Fig. 2 |. Characterization and optimization of mouse breast tumour organoids.

a,Organoid diameter versus cell seeding concentration at day 2 and day 7 of organoid culture. Optical images show tumour organoids at day 7. Optical images were analyzed using ImageJ to determine the organoid size. b, Hypoxia characterization of the EO771 tumour organoids under optical and fluorescence light. Image-iT Green Hypoxia reagent was used to show hypoxia in tumour organoids. The merged images with optical light and fluorescence were captured under a Leica DM4B microscope with two channels (optical light and 488 nm excitation). c, Oxygen levels in tumour organoids determined by hypoxia-caused fluorescence intensity from Supplementary Fig. 2b according to the protocol of the Image-iT Green Hypoxia reagent. d, Breast tumours derived from transplanted tumour organoids with indicated sizes.
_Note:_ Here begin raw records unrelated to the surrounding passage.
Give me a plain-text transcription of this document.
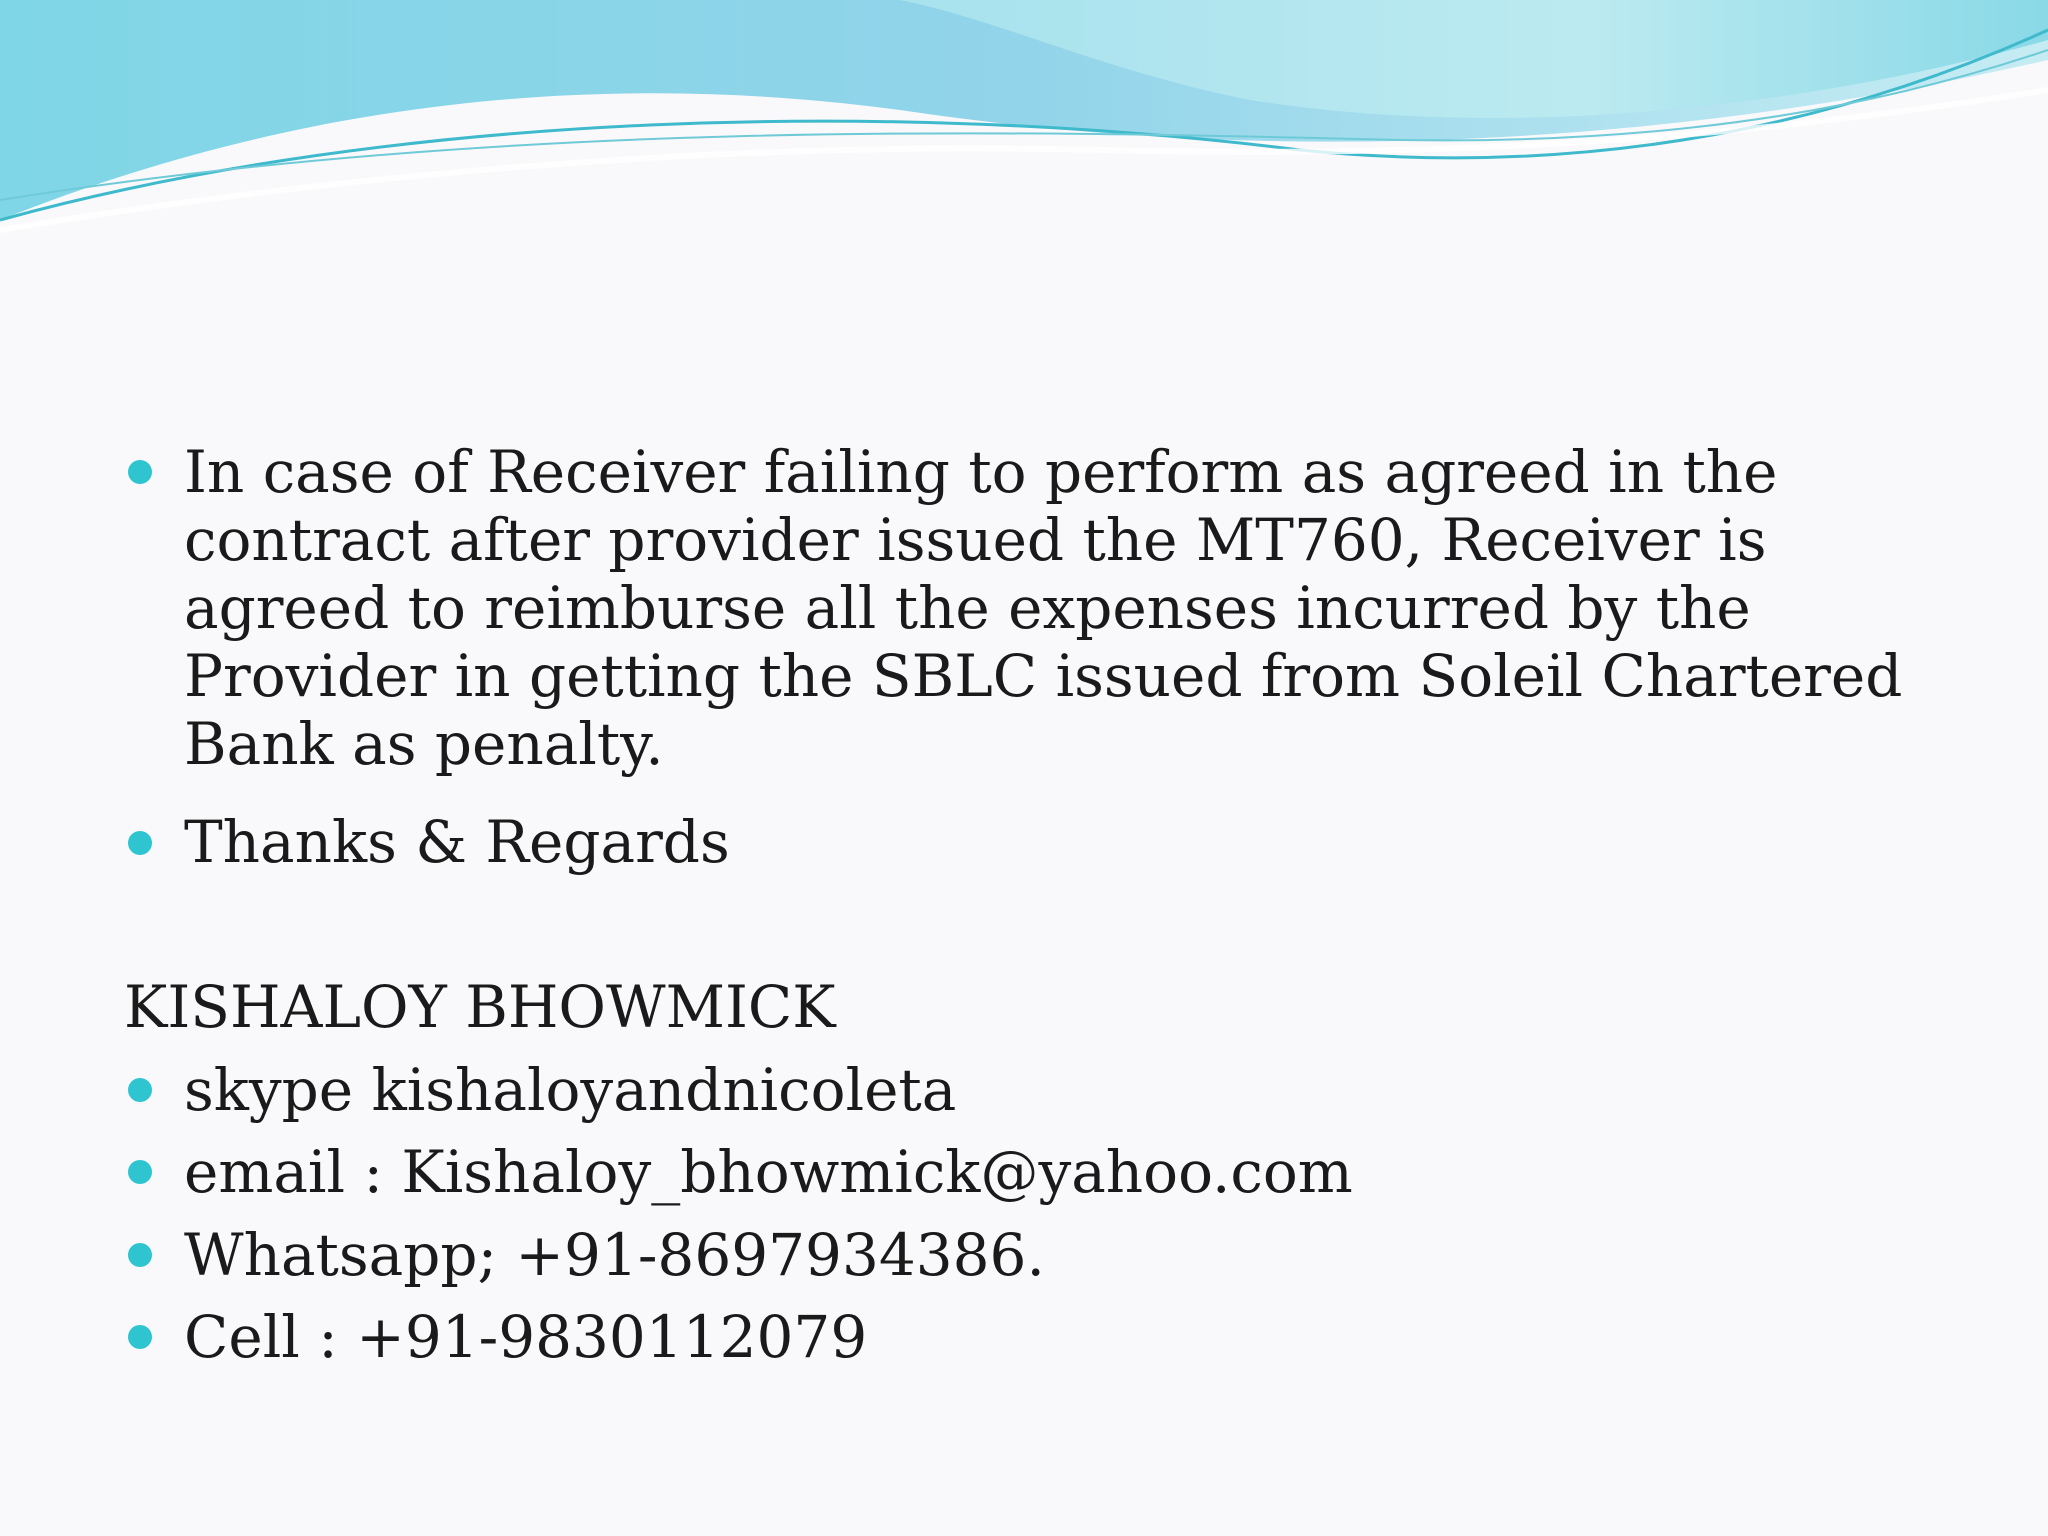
In case of Receiver failing to perform as agreed in the contract after provider issued the MT760, Receiver is agreed to reimburse all the expenses incurred by the Provider in getting the SBLC issued from Soleil Chartered Bank as penalty.
Thanks & Regards
KISHALOY BHOWMICK
skype kishaloyandnicoleta
email : Kishaloy_bhowmick@yahoo.com
Whatsapp; +91-8697934386.
Cell : +91-9830112079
Tumour organoids containing 2 × 10⁵ tumour cells were injected into each mouse and the resulting tumours were harvested 22 days post injection. e,f, Growth (e) and weight (f) of the tumour organoid-derived breast tumours. g, Cellular composition of the EO771 tumour organoids with indicated culture times. 20,000 events per cell sample were collected. The data were analyzed from 3 biologically parallel experiments. h, The typical cellular composition of the EO771 tumour organoids at day 7 of culture. i, H&E staining (upper panels) and immunofluorescent staining (bottom panels) of the EO771 tumour organoids. One-way ANOVA test was used for statistical analysis(e,f). Data are presented as mean ± SD. ***, p < 0.001; ****, p < 0.0001; ns, no significance.